L'anandamide (N-arachindonoil-etanolammina o AEA) è un acido grasso endogeno derivato dall'acido arachidonico, capace di legarsi ai recettori dei cannabinoidi producendo sia effetti centrali che periferici. In tal senso, l'anandamide ricalca a grandi linee l'azione del tetraidrocannabinolo, o THC, che è il principio attivo della marijuana; a livello cerebrale, l'interazione con i recettori dei cannabinoidi, produce modificazioni del tono dell'umore e del livello di coscienza.

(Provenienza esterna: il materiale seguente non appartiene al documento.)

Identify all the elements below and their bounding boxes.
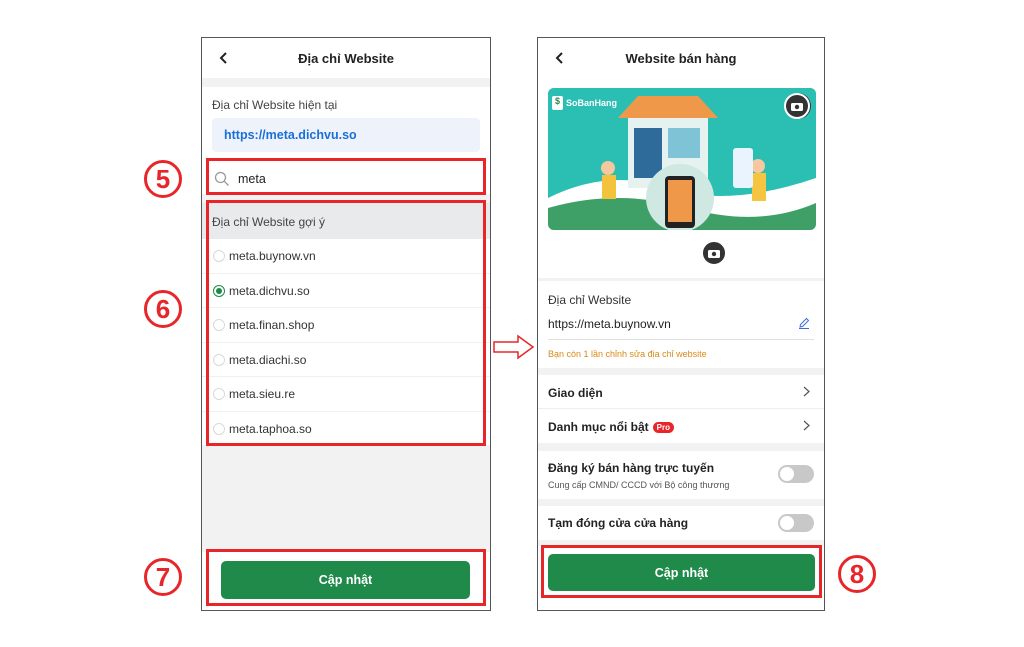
left-topbar: Địa chỉ Website: [202, 38, 490, 78]
highlight-search: [206, 158, 486, 195]
online-sales-register-label: Đăng ký bán hàng trực tuyến: [548, 461, 715, 475]
step-6-marker: 6: [144, 290, 182, 328]
step-7-marker: 7: [144, 558, 182, 596]
website-address-value: https://meta.buynow.vn: [548, 317, 671, 331]
edit-limit-note: Bạn còn 1 lần chỉnh sửa địa chỉ website: [548, 349, 707, 359]
camera-icon: [791, 103, 803, 111]
store-banner-image: $ SoBanHang: [548, 88, 816, 230]
brand-logo: $ SoBanHang: [552, 96, 617, 110]
page-title: Website bán hàng: [625, 50, 737, 66]
right-screen: Website bán hàng $ SoBanHang Địa chỉ Web…: [537, 37, 825, 611]
arrow-right-icon: [493, 334, 535, 360]
website-address-label: Địa chỉ Website: [548, 293, 632, 307]
featured-category-label: Danh mục nổi bật Pro: [548, 420, 675, 434]
pro-badge: Pro: [652, 422, 675, 433]
highlight-update-right: [541, 545, 822, 598]
avatar-camera-button[interactable]: [701, 240, 727, 266]
theme-row[interactable]: Giao diện: [538, 375, 824, 409]
back-button[interactable]: [550, 48, 570, 68]
step-8-marker: 8: [838, 555, 876, 593]
chevron-right-icon: [803, 386, 810, 397]
chevron-right-icon: [803, 420, 810, 431]
close-store-label: Tạm đóng cửa cửa hàng: [548, 516, 689, 530]
highlight-suggestions: [206, 200, 486, 446]
close-store-row: Tạm đóng cửa cửa hàng: [538, 506, 824, 540]
page-title: Địa chỉ Website: [298, 50, 394, 66]
highlight-update: [206, 549, 486, 606]
current-website-label: Địa chỉ Website hiện tại: [212, 98, 338, 112]
online-sales-toggle[interactable]: [778, 465, 814, 483]
back-button[interactable]: [214, 48, 234, 68]
brand-name: SoBanHang: [566, 98, 618, 108]
divider: [548, 339, 814, 340]
step-5-marker: 5: [144, 160, 182, 198]
chevron-left-icon: [555, 52, 563, 64]
camera-icon: [708, 250, 720, 258]
online-sales-register-sub: Cung cấp CMND/ CCCD với Bộ công thương: [548, 480, 730, 490]
chevron-left-icon: [219, 52, 227, 64]
online-sales-register-row: Đăng ký bán hàng trực tuyến Cung cấp CMN…: [538, 451, 824, 499]
featured-category-row[interactable]: Danh mục nổi bật Pro: [538, 409, 824, 443]
banner-camera-button[interactable]: [784, 93, 810, 119]
theme-label: Giao diện: [548, 386, 603, 400]
website-address-section: Địa chỉ Website https://meta.buynow.vn B…: [538, 281, 824, 368]
edit-pencil-icon[interactable]: [798, 317, 810, 329]
close-store-toggle[interactable]: [778, 514, 814, 532]
right-topbar: Website bán hàng: [538, 38, 824, 78]
dollar-icon: $: [552, 96, 563, 110]
current-website-url: https://meta.dichvu.so: [212, 118, 480, 152]
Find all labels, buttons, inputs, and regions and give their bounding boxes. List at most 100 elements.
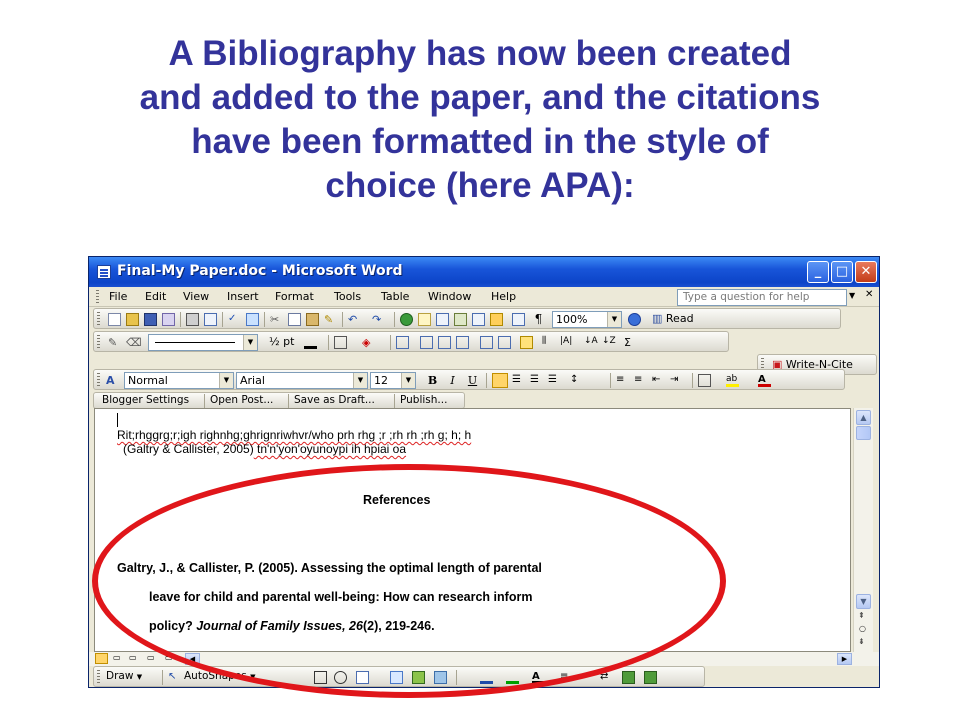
bullets-icon[interactable]: ≡ — [634, 374, 647, 387]
browse-object-icon[interactable]: ○ — [859, 624, 866, 633]
print-layout-icon[interactable]: ▭ — [129, 653, 137, 662]
title-bar[interactable]: Final-My Paper.doc - Microsoft Word _ □ … — [89, 257, 879, 287]
toolbar-grip[interactable] — [97, 373, 100, 387]
shading-color-icon[interactable]: ◈ — [362, 336, 375, 349]
document-paragraph-citation[interactable]: (Galtry & Callister, 2005) tn'n'yon'oyun… — [123, 442, 406, 456]
increase-indent-icon[interactable]: ⇥ — [670, 374, 683, 387]
dash-style-icon[interactable]: ┅ — [580, 671, 593, 684]
line-color-icon[interactable] — [506, 671, 519, 684]
menu-edit[interactable]: Edit — [145, 290, 166, 303]
autoformat-icon[interactable] — [520, 336, 533, 349]
outside-border-icon[interactable] — [334, 336, 347, 349]
distribute-columns-icon[interactable] — [498, 336, 511, 349]
research-icon[interactable] — [246, 313, 259, 326]
split-cells-icon[interactable] — [438, 336, 451, 349]
shadow-style-icon[interactable] — [622, 671, 635, 684]
menu-help[interactable]: Help — [491, 290, 516, 303]
line-spacing-icon[interactable]: ↕ — [570, 374, 583, 387]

Non a caso il termine anandamide deriva dalla parola sanscrita ananda, che significa stato di grazia o beatitudine, riferendosi appunto alla sua capacità di evocare sensazioni piacevoli. In realtà, comunque, il ruolo fisiopatologico dell'anandamide è piuttosto complicato e ancora lontano dall'essere completamente chiarito; si ritiene venga sintetizzata in maggiori quantità durante stati di stress per proteggere l'organismo dai danni causati da varie situazioni patologiche, espletando un'azione anti-ossidativa, ipotensiva, immunosoppressiva, antiinfiammatoria e, in particolare, antidolorifica. Importante anche la già ricordata azione modulante su stati emotivi come piacere, capacità di concentrazione ed aggressività.
Piccoli quantitativi di anandamide si trovano anche in alcuni alimenti, come il latte ed il cioccolato; in particolare, la presenza di questa sostanza nel "cibo degli Dei" aveva in un primo tempo indotto i ricercatori a ritenerla responsabile del senso di benessere promosso dall'assunzione di cioccolato, ma anche ad una certa dipendenza dallo stesso alimento; in realtà si è poi visto che le concentrazioni di anandamide nell'alimento sono piuttosto basse, tali per cui bisognerebbe consumarne diversi kg per ottenere gli effetti succitati.